Regex word-break with unicode diacritics

I am working on an application that searches text using regular expressions based on input from a user. One option the user has is to include a "Match 0 or more characters" wildcard using the asterisk. I need this to only match between word boundaries. My first attempt was to convert all asterisks to (?:(?=\B).)*, which works fine for most cases. Where it fails is that apparently .Net considers the position between a unicode character with a diacritic and another character a word-break. I consider this a bug, and have submitted it to the Microsoft feedback site.

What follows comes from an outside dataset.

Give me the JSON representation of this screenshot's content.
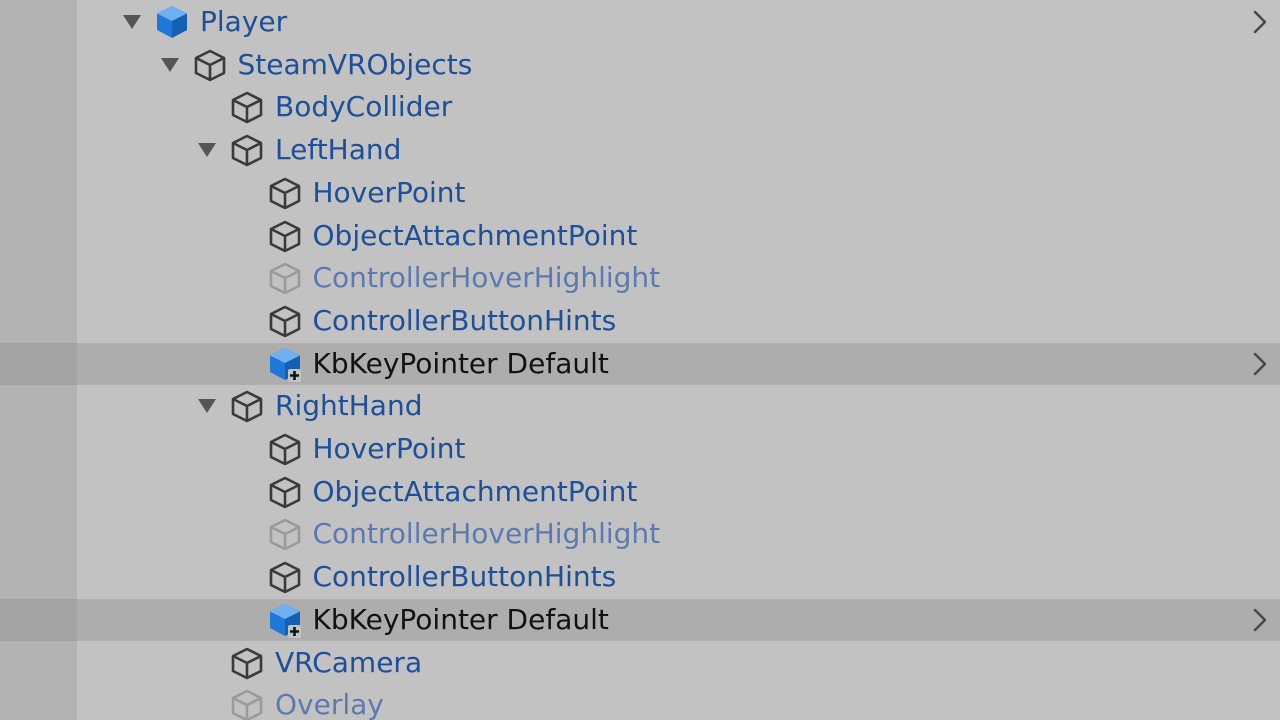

In the meantime, however, I need to get the functionality implemented and product shipped. I am considering using [\p{L}\p{M}\p{N}\p{Pc}]* as the replacement text, but, frankly, am in "I don't really understand what this is going to do" land. I mean, I can read the specifications, but am not confident that I could sufficiently test this to make sure it is doing what I expect. I simply wouldn't know all the boundary conditions to test. The application is used by cross-cultural workers, many of whom are in tribal locations, so any and all writing systems need to be supported, including some that use zero-width word breaks.

Does anyone have a more elegant solution, or could confirm/correct the code above, or offer some pointers?

Thanks for your help.

Solution

The equivalent of /(?:(?=\B).)*/ in a unicode context would be:

/
(?:
  (?: (?<=[\p{L}\p{M}\p{N}\p{Pc}]) (?=[\p{L}\p{M}\p{N}\p{Pc}])
  |   (?<![\p{L}\p{M}\p{N}\p{Pc}]) (?![\p{L}\p{M}\p{N}\p{Pc}])
  )
  .
)*
/

...or somewhat simplified:

/(?:[\p{L}\p{M}\p{N}\p{Pc}]+|[^\p{L}\p{M}\p{N}\p{Pc}]+)?/

This would match either a word or a non-word (spacing, punctuation etc.) sequence, possibly an empty one.

A normal or negated word-boundary (\b or \B) is basically a double look-around. One looking behind, making sure of the type of character that precedes the current position. Similarly one looking ahead.

In the second regex, I removed the look-arounds and used simple character classes instead.